Khaled Hassan, in the Telegraph – As an Egyptian, I know this truth: deranged anti-Semitism is normal in the Arab world.
For the past 14 years, my professional life has been dedicated to a single discipline: mitigating risk. In this field, one anticipates the usual obstacles – a scarcity of resources, a failure to grasp the scale of a threat, or a simple deficit in technical know-how. These are the standard hurdles of the trade.
Since relocating to Britain in 2016, however, I have been confronted by a challenge of an entirely different order. It is a cognitive and moral blind spot so profound it has redefined my understanding of risk itself.
In this country, we excel at recognising the peril of anti-Semitism. We meticulously document the alarming rise of the world’s oldest hatred.
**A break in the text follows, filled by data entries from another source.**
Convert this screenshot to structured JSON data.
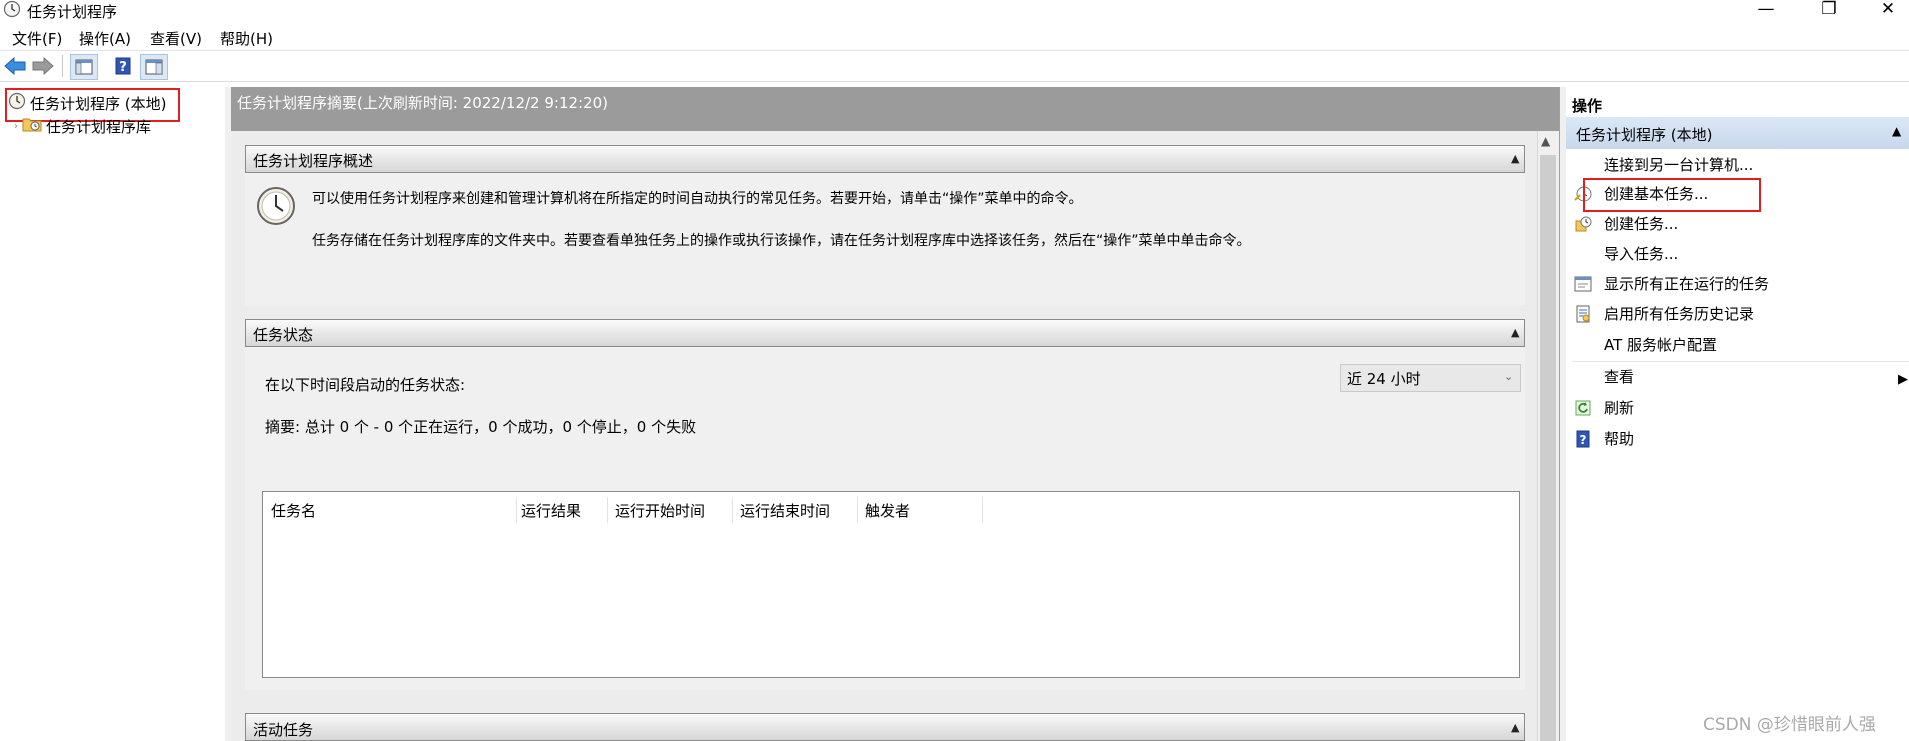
{
  "window": {
    "title": "任务计划程序"
  },
  "menu": [
    "文件(F)",
    "操作(A)",
    "查看(V)",
    "帮助(H)"
  ],
  "tree": {
    "root": "任务计划程序 (本地)",
    "child": "任务计划程序库"
  },
  "center": {
    "header": "任务计划程序摘要(上次刷新时间: 2022/12/2 9:12:20)",
    "overview": {
      "title": "任务计划程序概述",
      "line1": "可以使用任务计划程序来创建和管理计算机将在所指定的时间自动执行的常见任务。若要开始，请单击“操作”菜单中的命令。",
      "line2": "任务存储在任务计划程序库的文件夹中。若要查看单独任务上的操作或执行该操作，请在任务计划程序库中选择该任务，然后在“操作”菜单中单击命令。"
    },
    "status": {
      "title": "任务状态",
      "label": "在以下时间段启动的任务状态:",
      "range": "近 24 小时",
      "summary": "摘要: 总计 0 个 - 0 个正在运行，0 个成功，0 个停止，0 个失败",
      "columns": [
        "任务名",
        "运行结果",
        "运行开始时间",
        "运行结束时间",
        "触发者"
      ]
    },
    "active": {
      "title": "活动任务"
    }
  },
  "actions": {
    "title": "操作",
    "group": "任务计划程序 (本地)",
    "items": [
      "连接到另一台计算机...",
      "创建基本任务...",
      "创建任务...",
      "导入任务...",
      "显示所有正在运行的任务",
      "启用所有任务历史记录",
      "AT 服务帐户配置",
      "查看",
      "刷新",
      "帮助"
    ]
  },
  "watermark": "CSDN @珍惜眼前人强",
  "colors": {
    "highlight": "#e02020",
    "header_gray": "#9b9b9b",
    "group_blue": "#c7d8ec"
  }
}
We convene conferences, host government briefings, and launch parliamentary inquiries to dissect and decry it.
We do everything, in fact, except the one thing that truly matters: applying our vigilance where the threat is most acute and culturally entrenched.
And that would be, in the Arab world. Or, more generally, in the Muslim world – where antisemitism isn’t an aberration, but the norm.
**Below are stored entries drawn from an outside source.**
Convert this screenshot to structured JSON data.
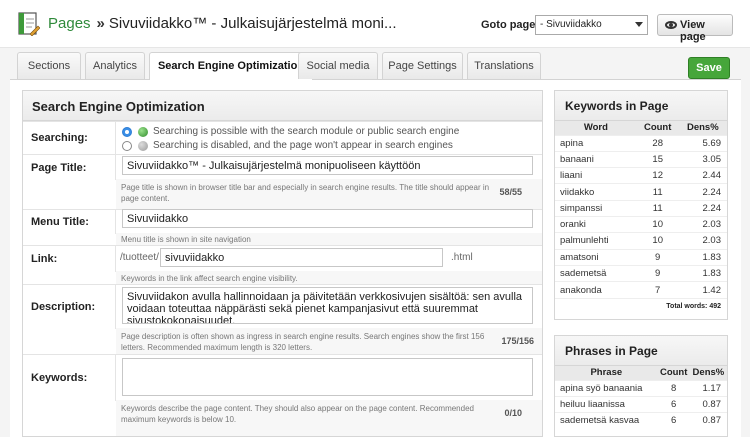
{
  "header": {
    "breadcrumb_root": "Pages",
    "breadcrumb_separator": "»",
    "page_title": "Sivuviidakko™ - Julkaisujärjestelmä moni...",
    "goto_label": "Goto page:",
    "goto_value": "- Sivuviidakko",
    "view_button": "View page"
  },
  "tabs": [
    "Sections",
    "Analytics",
    "Search Engine Optimization",
    "Social media",
    "Page Settings",
    "Translations"
  ],
  "active_tab": "Search Engine Optimization",
  "save_button": "Save",
  "seo": {
    "heading": "Search Engine Optimization",
    "searching": {
      "label": "Searching:",
      "option_enabled": "Searching is possible with the search module or public search engine",
      "option_disabled": "Searching is disabled, and the page won't appear in search engines",
      "selected": "enabled"
    },
    "page_title": {
      "label": "Page Title:",
      "value": "Sivuviidakko™ - Julkaisujärjestelmä monipuoliseen käyttöön",
      "help": "Page title is shown in browser title bar and especially in search engine results. The title should appear in page content.",
      "counter": "58/55"
    },
    "menu_title": {
      "label": "Menu Title:",
      "value": "Sivuviidakko",
      "help": "Menu title is shown in site navigation"
    },
    "link": {
      "label": "Link:",
      "prefix": "/tuotteet/",
      "value": "sivuviidakko",
      "suffix": ".html",
      "help": "Keywords in the link affect search engine visibility."
    },
    "description": {
      "label": "Description:",
      "value": "Sivuviidakon avulla hallinnoidaan ja päivitetään verkkosivujen sisältöä: sen avulla voidaan toteuttaa näppärästi sekä pienet kampanjasivut että suuremmat sivustokokonaisuudet.",
      "help": "Page description is often shown as ingress in search engine results. Search engines show the first 156 letters. Recommended maximum length is 320 letters.",
      "counter": "175/156"
    },
    "keywords": {
      "label": "Keywords:",
      "value": "",
      "help": "Keywords describe the page content. They should also appear on the page content. Recommended maximum keywords is below 10.",
      "counter": "0/10"
    }
  },
  "keywords_panel": {
    "heading": "Keywords in Page",
    "columns": [
      "Word",
      "Count",
      "Dens%"
    ],
    "rows": [
      [
        "apina",
        "28",
        "5.69"
      ],
      [
        "banaani",
        "15",
        "3.05"
      ],
      [
        "liaani",
        "12",
        "2.44"
      ],
      [
        "viidakko",
        "11",
        "2.24"
      ],
      [
        "simpanssi",
        "11",
        "2.24"
      ],
      [
        "oranki",
        "10",
        "2.03"
      ],
      [
        "palmunlehti",
        "10",
        "2.03"
      ],
      [
        "amatsoni",
        "9",
        "1.83"
      ],
      [
        "sademetsä",
        "9",
        "1.83"
      ],
      [
        "anakonda",
        "7",
        "1.42"
      ]
    ],
    "total": "Total words: 492"
  },
  "phrases_panel": {
    "heading": "Phrases in Page",
    "columns": [
      "Phrase",
      "Count",
      "Dens%"
    ],
    "rows": [
      [
        "apina syö banaania",
        "8",
        "1.17"
      ],
      [
        "heiluu liaanissa",
        "6",
        "0.87"
      ],
      [
        "sademetsä kasvaa",
        "6",
        "0.87"
      ]
    ]
  }
}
It confuses the existence of prejudice in Britain, where it is rightly treated as a social disease to be eradicated, with another country where it is not even recognised as a sin.
This refusal to acknowledge a qualitative difference is not liberalism; it is a form of civilisational suicide. It is the reason, that instead of applying increased scrutiny to cases like that of the Egyptian activist Alaa Abd El-Fattah, he was able to naturalise and become a British citizen.
It explains why, at a time when the BBC diligently investigated historical allegations against Nigel Farage, it platformed Alaa’s sister, Mona Seif, without the most basic due diligence into her social media, which appeared to glorify Hamas’s October 7 atrocities.
This same naivety is why Britain’s political leadership, including the Prime Minister and Foreign Secretary, could repeatedly engage with Alaa’s family and with Alaa himself during his imprisonment in Egypt, yet seemingly fail to detect their documented history of extremist and anti-Semitic sentiments. It is why Britain looks the other way when individuals with such profiles incite virulent hatred.
This approach privileges a feel-good narrative of universal sameness over the uncomfortable truth. It leaves the most toxic strains of hatred to fester unchallenged, while we pat ourselves on the back for condemning their milder cousins in our own backyard.